How to Convert 3MF Files With CocoConvert
CocoConvert is a simple, direct tool for handling 3MF conversions. It supports STL to 3MF, OBJ to 3MF, 3MF to STL, and 3MF to OBJ. You just upload your file, pick a format, and download the result. Here are a few tips to ensure your conversions go smoothly. When going from **STL to 3MF**, the output will have its units set to millimeters. This is usually what you want. However, if your original STL was modeled in inches (common in some US-based CAD workflows), it will import into your slicer looking tiny. If a part that should be 50mm across shows up as 1.97mm, that's the problem.

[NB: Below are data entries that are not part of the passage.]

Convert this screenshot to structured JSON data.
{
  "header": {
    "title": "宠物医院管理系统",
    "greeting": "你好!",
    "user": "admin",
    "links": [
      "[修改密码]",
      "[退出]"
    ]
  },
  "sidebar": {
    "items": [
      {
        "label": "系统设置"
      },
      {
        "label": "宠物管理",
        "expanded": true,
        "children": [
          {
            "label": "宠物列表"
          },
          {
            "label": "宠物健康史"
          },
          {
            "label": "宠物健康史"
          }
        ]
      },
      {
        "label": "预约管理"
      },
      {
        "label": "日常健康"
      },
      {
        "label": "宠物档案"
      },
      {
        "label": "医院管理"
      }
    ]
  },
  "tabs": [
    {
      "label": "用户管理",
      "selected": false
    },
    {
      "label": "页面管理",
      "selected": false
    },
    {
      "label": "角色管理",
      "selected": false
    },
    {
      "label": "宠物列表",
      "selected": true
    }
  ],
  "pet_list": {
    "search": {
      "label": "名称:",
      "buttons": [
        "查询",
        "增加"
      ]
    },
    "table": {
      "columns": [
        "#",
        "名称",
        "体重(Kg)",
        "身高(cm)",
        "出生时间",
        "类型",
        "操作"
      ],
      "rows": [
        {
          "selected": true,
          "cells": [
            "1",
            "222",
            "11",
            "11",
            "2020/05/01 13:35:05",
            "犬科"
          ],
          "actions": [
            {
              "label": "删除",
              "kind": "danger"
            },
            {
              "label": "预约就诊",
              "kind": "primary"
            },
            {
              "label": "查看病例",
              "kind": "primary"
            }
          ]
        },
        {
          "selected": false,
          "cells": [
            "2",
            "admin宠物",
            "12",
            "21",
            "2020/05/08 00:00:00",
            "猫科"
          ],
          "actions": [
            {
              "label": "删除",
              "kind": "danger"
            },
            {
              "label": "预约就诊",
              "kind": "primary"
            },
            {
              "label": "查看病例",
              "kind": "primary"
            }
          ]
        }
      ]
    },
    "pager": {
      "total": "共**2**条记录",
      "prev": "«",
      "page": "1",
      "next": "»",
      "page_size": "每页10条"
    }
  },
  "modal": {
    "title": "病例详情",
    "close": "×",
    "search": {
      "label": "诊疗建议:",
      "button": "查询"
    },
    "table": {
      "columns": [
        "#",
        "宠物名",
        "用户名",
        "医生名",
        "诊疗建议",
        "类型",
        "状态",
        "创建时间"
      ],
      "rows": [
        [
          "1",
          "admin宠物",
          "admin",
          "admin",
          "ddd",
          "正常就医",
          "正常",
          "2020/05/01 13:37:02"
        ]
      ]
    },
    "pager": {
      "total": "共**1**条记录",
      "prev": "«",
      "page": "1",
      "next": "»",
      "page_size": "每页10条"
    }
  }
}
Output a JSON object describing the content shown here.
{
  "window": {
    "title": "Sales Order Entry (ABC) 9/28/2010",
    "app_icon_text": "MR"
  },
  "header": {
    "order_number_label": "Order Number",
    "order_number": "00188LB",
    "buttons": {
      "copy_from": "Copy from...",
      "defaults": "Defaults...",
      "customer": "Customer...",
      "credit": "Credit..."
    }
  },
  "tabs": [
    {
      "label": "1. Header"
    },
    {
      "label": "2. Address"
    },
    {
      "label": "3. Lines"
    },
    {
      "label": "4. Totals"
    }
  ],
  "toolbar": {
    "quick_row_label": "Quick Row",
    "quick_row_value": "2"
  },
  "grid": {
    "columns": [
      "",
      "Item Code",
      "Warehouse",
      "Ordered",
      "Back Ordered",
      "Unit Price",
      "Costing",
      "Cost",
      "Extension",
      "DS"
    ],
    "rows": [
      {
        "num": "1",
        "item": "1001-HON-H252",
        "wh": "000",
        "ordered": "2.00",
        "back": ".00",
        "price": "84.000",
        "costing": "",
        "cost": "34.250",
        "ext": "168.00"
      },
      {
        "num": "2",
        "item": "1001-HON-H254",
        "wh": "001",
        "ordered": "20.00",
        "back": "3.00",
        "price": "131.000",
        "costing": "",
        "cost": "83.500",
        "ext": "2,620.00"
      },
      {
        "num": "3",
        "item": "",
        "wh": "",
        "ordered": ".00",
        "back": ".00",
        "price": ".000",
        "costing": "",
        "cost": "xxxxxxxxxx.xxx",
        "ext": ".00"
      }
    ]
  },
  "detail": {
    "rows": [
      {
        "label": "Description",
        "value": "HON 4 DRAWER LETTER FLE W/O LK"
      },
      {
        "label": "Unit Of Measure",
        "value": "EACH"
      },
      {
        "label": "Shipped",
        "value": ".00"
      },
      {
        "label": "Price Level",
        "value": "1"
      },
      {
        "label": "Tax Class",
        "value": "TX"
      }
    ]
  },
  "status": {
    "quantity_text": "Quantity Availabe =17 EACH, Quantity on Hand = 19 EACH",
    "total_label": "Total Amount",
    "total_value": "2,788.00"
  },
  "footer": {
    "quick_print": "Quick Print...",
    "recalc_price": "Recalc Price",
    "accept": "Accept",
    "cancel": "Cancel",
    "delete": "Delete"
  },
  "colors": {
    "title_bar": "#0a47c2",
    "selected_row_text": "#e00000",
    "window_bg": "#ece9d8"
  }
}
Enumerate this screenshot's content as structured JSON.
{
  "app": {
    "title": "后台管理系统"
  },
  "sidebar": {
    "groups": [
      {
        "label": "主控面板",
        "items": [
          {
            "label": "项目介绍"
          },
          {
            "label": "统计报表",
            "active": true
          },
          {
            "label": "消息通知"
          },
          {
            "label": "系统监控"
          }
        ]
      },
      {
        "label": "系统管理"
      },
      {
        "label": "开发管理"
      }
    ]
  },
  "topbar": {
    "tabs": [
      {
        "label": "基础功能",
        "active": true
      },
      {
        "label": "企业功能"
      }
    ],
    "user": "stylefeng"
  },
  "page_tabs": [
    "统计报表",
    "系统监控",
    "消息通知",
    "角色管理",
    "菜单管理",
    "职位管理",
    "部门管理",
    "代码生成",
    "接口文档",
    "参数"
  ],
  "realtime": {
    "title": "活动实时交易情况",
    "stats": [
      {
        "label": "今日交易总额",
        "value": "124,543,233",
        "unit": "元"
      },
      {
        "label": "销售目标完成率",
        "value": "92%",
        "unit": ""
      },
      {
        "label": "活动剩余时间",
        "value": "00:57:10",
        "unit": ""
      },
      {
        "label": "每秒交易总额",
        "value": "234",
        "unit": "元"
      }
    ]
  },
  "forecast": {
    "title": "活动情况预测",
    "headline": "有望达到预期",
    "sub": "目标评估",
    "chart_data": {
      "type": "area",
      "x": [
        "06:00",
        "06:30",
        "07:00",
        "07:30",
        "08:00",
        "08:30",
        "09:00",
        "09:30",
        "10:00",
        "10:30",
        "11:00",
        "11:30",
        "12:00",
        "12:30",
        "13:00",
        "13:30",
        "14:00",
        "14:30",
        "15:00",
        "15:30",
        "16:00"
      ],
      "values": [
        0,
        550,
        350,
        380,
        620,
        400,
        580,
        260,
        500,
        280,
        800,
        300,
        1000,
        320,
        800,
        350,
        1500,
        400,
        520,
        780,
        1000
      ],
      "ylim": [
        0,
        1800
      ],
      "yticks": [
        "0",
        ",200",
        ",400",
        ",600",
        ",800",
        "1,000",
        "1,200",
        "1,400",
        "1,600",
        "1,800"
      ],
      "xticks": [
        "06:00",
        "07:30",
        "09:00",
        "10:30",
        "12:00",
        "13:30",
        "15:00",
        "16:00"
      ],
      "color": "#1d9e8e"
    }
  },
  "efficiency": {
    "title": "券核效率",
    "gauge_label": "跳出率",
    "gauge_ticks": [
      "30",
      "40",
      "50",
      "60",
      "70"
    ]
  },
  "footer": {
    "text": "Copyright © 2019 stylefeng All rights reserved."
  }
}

You'll need to scale it by 25.4x in the slicer, or, even better, re-export the original from your CAD software in millimeters before converting. For **3MF to STL**, remember that a large project file with many objects will result in a ZIP archive containing multiple STL files. Each mesh object from the 3MF becomes its own STL. If your goal was a single merged mesh, you'll need to use a tool like Meshmixer or Blender to combine them after the conversion. CocoConvert handles files up to 500MB. This is more than enough for most 3D printing models, but high-resolution scans or very complex assemblies can sometimes exceed this limit. If you have an exceptionally large file, try reducing the mesh resolution in your source application before exporting. It's also important to use the right tool for the job. CocoConvert is a powerful geometry converter, not a slicer or a mesh repair utility. It won't generate print settings or fix broken geometry. For those tasks, use your slicer's project save function or a dedicated repair tool like Meshmixer. For clean, reliable format translation, CocoConvert is the right choice.